Retrain and reskill the workforce. Transformational change requires adjustments to the strategic mindset. Part of that equation should be a dedicated talent strategy—an old-school skill that remains a critical cog for retail banks aiming to remain competitive over the coming years.

Digitization and automation should allow banks to operate leaner distribution networks. The accompanying shift in personnel requirements will free up RMs to engage in higher value and customer-facing activities. For their new roles, RMs will need new-skill training, backed by advanced analytics to aid marketing, pricing, and decision making.

Workforce evolution calls for dealing with three kinds of challenges:

  • Optimization of the Service Network. Banks must be sure that their allocation of resources and skills evolves with network reorganization.
  • Competency. The skill sets required for transformation and distribution (for example, remote-sales skills for RMs) must be identified early on, and training and hiring must address the specified needs.
  • Timing. The complete transformation must be supported by well-orchestrated hiring, training, restructuring, and mobility.

Remuneration policy must reflect the new workforce roles and responsibilities, and performance targets must be aligned with standards and guidelines.
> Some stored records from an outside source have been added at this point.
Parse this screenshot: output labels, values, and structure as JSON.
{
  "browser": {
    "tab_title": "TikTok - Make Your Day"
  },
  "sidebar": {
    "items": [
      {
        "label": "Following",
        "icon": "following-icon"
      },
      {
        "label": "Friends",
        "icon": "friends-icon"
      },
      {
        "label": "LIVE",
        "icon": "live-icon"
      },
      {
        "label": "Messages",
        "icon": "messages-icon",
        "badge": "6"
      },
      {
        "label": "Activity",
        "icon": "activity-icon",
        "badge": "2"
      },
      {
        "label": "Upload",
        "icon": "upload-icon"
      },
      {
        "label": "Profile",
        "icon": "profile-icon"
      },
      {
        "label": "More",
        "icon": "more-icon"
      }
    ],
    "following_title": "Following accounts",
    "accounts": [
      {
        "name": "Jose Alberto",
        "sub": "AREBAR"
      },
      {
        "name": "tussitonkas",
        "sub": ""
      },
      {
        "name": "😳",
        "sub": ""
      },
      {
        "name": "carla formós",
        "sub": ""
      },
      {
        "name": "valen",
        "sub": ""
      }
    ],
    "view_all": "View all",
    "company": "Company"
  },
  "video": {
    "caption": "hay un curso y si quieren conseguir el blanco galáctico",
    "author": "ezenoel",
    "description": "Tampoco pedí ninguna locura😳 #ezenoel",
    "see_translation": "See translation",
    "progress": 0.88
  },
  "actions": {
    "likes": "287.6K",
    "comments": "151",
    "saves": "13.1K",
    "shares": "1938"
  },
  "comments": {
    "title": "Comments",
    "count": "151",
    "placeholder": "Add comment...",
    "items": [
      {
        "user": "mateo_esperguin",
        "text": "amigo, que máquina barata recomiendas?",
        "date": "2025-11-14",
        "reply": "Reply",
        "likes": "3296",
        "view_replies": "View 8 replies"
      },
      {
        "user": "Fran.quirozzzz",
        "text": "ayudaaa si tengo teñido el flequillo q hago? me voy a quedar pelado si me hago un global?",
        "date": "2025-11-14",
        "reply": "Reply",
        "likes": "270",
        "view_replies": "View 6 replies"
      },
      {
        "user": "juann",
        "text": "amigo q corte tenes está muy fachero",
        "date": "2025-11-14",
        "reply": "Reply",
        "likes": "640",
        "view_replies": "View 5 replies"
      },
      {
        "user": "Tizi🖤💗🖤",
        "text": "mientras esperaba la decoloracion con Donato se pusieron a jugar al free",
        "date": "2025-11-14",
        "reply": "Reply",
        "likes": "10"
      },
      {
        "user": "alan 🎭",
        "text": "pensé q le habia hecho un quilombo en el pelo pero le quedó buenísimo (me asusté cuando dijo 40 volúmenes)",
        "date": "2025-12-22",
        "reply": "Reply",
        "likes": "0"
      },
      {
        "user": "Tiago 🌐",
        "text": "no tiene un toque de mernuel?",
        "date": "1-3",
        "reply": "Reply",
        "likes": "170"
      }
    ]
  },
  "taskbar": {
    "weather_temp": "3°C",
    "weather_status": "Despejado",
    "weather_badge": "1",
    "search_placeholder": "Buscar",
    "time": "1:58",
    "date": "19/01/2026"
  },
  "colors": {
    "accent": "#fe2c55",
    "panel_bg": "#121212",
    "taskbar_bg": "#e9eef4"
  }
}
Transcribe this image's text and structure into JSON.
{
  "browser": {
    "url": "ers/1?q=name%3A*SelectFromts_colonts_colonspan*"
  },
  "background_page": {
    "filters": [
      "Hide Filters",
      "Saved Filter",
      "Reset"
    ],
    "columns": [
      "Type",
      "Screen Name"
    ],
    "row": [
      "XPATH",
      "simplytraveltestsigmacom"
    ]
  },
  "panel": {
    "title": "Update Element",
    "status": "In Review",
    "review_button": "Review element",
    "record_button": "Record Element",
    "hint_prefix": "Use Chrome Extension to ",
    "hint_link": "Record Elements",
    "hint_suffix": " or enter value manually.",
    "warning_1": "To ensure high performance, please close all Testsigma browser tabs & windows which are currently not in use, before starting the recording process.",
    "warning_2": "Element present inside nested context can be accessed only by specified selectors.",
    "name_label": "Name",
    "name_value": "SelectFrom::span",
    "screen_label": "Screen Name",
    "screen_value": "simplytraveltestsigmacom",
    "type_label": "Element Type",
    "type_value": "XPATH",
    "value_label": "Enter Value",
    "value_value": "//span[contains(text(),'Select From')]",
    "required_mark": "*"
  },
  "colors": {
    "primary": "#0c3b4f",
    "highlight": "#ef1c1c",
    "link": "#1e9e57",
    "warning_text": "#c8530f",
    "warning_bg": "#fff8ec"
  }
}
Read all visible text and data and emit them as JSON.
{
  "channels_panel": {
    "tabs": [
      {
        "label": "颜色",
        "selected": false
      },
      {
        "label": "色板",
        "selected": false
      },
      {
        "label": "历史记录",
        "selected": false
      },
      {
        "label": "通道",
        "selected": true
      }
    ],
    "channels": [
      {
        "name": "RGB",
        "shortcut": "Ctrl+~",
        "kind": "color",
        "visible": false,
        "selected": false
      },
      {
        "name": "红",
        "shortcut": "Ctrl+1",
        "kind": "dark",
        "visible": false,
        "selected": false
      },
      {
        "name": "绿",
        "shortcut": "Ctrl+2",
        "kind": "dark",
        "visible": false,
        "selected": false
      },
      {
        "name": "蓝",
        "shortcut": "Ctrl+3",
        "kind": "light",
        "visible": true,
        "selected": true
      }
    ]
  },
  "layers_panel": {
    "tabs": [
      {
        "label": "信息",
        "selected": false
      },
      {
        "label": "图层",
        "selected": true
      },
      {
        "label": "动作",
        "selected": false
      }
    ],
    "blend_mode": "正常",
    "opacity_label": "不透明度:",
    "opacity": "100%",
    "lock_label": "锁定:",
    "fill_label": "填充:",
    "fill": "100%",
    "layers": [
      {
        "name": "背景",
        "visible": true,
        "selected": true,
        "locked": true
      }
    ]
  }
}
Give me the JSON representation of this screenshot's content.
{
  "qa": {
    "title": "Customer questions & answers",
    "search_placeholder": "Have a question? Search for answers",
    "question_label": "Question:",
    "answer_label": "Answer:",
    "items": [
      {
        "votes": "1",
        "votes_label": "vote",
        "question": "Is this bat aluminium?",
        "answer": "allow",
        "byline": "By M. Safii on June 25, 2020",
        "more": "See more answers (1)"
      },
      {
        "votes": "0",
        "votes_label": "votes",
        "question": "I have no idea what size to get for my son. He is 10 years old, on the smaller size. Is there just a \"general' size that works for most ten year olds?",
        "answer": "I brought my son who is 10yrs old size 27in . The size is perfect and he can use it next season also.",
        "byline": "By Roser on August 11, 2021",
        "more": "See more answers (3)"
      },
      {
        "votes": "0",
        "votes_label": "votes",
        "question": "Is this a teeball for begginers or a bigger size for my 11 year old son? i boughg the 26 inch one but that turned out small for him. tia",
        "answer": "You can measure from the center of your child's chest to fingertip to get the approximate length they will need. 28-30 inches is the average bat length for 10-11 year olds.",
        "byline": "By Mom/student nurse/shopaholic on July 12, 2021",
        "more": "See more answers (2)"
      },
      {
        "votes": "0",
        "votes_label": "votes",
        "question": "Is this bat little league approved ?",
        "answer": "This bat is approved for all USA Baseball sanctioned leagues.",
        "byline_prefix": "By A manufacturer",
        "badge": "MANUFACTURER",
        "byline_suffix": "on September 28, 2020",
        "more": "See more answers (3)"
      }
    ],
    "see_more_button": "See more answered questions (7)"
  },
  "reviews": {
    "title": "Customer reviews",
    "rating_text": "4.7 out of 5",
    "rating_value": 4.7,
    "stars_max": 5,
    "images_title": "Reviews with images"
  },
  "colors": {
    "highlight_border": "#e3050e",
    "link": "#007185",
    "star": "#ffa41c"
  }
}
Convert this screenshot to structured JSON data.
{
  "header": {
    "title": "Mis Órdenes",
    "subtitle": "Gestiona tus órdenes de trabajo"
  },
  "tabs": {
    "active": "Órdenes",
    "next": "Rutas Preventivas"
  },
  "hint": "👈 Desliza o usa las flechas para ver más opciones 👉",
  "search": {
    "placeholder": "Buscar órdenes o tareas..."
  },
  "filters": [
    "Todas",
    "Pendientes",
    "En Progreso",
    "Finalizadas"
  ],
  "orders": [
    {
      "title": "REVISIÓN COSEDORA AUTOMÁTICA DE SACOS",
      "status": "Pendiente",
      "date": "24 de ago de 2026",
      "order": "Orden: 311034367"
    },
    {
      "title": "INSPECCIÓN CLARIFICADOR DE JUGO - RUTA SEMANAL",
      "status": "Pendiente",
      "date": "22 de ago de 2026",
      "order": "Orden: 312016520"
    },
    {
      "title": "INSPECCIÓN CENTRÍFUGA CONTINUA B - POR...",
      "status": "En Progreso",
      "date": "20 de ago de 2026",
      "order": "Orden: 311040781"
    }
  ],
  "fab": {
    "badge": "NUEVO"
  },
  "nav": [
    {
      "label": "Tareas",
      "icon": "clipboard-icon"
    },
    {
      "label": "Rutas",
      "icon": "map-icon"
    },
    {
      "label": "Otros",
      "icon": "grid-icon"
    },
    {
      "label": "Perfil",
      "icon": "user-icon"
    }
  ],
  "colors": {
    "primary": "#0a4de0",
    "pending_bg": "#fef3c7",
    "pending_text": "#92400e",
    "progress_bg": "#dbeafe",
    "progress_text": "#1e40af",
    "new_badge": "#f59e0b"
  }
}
In an increasingly competitive, technology-driven, and dynamic banking landscape, the distribution models of the past no longer fit their purpose. Omnichannel banking is set to evolve into a flexible and fluid distribution model that situates banks so that they operate efficiently and are prepared to cater to individual customer needs. To achieve this, banks need clever, connected, and responsive digital offerings; smart routing; new customer care platforms; inspired branch strategies; and a constructive approach to partnerships. The most effective approach to implementation will likely be based on agile principles: banks will aim to leverage quick wins, building momentum and conviction. The prize for those that get it right is remaining competitive, serving customers better, and a significant boost to the bottom line.